Steel Magnolia Decorating and High Tide Builders, LLC
146 Main Street
Locals began celebrating when they saw construction work taking place at the historic Creole cottage at 146 Main Street. While major structural repairs had been undertaken after Hurricane Katrina, the building had been vacant for 14 years.
Last fall, real estate developer and Kiln resident Harry Fisher began plans to renovate the cottage as a duplex and build an addition. His first tenants are Jay and Elise Kobs, a contractor and interior design duo.
Jay Kobs hails from Hattiesburg and his wife grew up in Pittsburg. The couple moved to the Bay from Colorado to be closer to Jay’s father who recently turned 80.
The couple leased both sides of the duplex so Steel Magnolia Decorating and High Tide Builders, LLC are side by side. They plan to have a ribbon cutting in the near future.
When pressed for a date, Jay laughed. “She’s an interior designer,” he said. “Until it’s perfect, nobody’s coming in.”
Restored by Vicki and Doug Niolet and Ann Tidwell post-Katrina, the lower two levels have hosted arts, antiques and gift businesses since 2008. Yet, the building’s third floor remained uninhabitable for years until New Orleans developer/owner Jim McPhaille purchased the building and began work last year.
Artist Tami Curtis Guy first opened Tami Curtis Studio in the lower floors of Century Hall last year. Now the well-known Louisiana artist has expanded and added one of the new spaces upstairs as well, where she’ll be able to offer painting classes and group “paint parties.”
Transforming another one of the third floor spaces into a scene from a French living room is Holly McNaughton, owner of Holly House, which offers "imaginative home décor."
Century Hall manager, Susan Peterson, said in July, they’ll be joined on the third floor by Jane Evans Designs, an award-winning artist who works on canvas and in ceramics, focusing on religious and cultural iconography,” according to her website.
On the second floor, earlier this year the Century Hall gallery reorganized. Managed now by Susan Peterson, the sleek space features contemporary art by some of the region's top talent.
Across from the gallery, a new home design store has settled in, Sassy Bird Interiors. Holly Harrison, a residential interior designer for more than 30 years in Baton Rouge, teamed up with Shannon Stage, also originally from Baton Rouge.
Stage and her husband owned a house on Sycamore Street pre-Katrina and built back in 2013. Now she spends as much time in the Bay as she can and likes to call it “home.”

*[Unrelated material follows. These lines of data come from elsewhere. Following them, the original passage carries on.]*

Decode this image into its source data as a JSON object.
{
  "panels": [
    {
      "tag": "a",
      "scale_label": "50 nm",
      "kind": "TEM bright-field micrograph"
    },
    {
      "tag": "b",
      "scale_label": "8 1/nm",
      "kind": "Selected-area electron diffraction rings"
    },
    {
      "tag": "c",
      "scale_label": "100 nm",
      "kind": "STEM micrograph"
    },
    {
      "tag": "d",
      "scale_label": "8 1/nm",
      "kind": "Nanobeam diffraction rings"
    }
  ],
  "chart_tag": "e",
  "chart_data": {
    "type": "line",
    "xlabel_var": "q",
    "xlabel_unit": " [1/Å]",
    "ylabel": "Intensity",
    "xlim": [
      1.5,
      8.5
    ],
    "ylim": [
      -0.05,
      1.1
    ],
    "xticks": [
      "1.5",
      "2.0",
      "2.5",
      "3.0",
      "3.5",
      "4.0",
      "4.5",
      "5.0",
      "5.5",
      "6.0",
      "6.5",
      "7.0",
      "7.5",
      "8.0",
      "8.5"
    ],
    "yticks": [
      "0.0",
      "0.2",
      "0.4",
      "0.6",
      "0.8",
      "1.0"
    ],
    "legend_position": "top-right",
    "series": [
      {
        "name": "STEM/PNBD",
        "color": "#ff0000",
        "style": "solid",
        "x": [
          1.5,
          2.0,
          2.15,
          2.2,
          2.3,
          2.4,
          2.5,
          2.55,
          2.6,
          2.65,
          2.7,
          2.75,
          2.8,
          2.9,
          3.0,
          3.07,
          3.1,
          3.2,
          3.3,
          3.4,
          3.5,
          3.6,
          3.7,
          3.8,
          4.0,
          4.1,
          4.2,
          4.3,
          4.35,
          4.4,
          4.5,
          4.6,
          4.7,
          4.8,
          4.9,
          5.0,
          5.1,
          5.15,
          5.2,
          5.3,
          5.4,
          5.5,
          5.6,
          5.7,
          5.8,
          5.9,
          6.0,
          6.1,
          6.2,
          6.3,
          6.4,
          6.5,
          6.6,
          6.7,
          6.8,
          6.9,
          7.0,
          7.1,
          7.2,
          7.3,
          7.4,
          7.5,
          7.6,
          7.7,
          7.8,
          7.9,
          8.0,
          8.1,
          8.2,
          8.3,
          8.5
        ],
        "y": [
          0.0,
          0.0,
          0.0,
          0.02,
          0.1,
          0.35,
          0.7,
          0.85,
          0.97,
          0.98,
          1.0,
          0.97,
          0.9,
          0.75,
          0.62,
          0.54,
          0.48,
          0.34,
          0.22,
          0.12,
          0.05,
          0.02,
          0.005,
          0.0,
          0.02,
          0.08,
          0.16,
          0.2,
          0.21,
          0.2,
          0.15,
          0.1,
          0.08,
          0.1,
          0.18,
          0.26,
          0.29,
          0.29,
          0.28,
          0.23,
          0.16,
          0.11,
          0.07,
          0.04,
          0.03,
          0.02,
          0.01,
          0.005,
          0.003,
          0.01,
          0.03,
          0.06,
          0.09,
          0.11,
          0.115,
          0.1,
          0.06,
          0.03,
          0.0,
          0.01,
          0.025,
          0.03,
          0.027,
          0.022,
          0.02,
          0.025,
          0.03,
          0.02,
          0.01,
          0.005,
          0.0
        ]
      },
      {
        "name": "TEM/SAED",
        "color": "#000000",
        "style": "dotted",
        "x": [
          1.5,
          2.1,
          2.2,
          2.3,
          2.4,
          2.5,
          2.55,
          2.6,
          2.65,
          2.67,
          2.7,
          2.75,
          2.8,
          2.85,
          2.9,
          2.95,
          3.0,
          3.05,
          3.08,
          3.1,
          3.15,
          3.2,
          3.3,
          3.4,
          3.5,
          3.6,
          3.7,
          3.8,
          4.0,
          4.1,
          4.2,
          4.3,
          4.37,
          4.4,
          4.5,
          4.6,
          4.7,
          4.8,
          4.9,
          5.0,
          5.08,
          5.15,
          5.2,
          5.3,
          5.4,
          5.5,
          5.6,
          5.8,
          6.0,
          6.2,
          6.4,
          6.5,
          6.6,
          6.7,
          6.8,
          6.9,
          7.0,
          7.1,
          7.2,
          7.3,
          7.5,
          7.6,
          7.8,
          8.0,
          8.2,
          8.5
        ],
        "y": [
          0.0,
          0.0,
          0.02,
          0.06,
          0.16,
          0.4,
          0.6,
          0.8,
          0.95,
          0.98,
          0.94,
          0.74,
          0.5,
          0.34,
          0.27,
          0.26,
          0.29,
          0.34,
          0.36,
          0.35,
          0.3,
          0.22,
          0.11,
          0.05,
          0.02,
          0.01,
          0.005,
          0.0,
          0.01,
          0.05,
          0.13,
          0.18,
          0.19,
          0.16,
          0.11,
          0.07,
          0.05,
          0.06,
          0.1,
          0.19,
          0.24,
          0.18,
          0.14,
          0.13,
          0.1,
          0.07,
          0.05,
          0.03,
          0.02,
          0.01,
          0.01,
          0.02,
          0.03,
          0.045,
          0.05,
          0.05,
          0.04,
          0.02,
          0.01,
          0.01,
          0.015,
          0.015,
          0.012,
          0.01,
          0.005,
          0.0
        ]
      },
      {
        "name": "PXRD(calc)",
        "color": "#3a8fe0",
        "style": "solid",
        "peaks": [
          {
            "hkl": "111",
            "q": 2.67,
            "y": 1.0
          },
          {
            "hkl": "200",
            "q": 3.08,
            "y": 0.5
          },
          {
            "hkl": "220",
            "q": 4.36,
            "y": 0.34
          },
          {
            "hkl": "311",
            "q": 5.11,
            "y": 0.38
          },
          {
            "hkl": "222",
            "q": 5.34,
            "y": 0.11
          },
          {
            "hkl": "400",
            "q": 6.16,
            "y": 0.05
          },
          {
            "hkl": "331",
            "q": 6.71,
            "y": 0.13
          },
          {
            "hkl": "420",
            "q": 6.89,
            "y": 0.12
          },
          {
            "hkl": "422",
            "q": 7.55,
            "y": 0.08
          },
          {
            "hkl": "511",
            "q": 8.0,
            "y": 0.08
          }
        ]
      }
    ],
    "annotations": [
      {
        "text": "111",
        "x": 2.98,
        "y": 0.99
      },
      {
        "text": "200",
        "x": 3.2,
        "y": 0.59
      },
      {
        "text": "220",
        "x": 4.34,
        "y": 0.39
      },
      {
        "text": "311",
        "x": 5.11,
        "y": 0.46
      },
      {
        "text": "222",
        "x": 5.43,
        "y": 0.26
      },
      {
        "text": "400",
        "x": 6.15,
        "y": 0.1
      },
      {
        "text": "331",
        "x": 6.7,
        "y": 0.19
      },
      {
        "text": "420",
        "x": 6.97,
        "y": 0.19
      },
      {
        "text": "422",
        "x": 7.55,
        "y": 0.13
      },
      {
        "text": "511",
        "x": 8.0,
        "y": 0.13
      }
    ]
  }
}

Stage’s experience ranges from 17 years as owner of a wholesale giftware business to being executive director of a green-building non-profit. Both Stage and Harrison have a special interest in “creating inspiring spaces that are healthy.”
The two carry artwork, lighting and lamps, pieces for home entertaining, home accessories and furniture. The mix is “lots of fun new things with antiques mixed in.”
“We both believe that spaces should be beautiful to look at, but also healthy places for families to be, “ Stage said. “That means we pay attention to everything from rugs to upholsteries to make sure they’ve been made using environmentally sound practices.”
For instance, the pair sought out washable cotton cocktail napkins that can be reused. Durability is important too, as they want the things they sell "to be treasured for a long time.”
As for the name? Stage says she’s been called “Sassy” for years and Holly’s been known as “Birdy,” so Sassy Bird Interiors was born.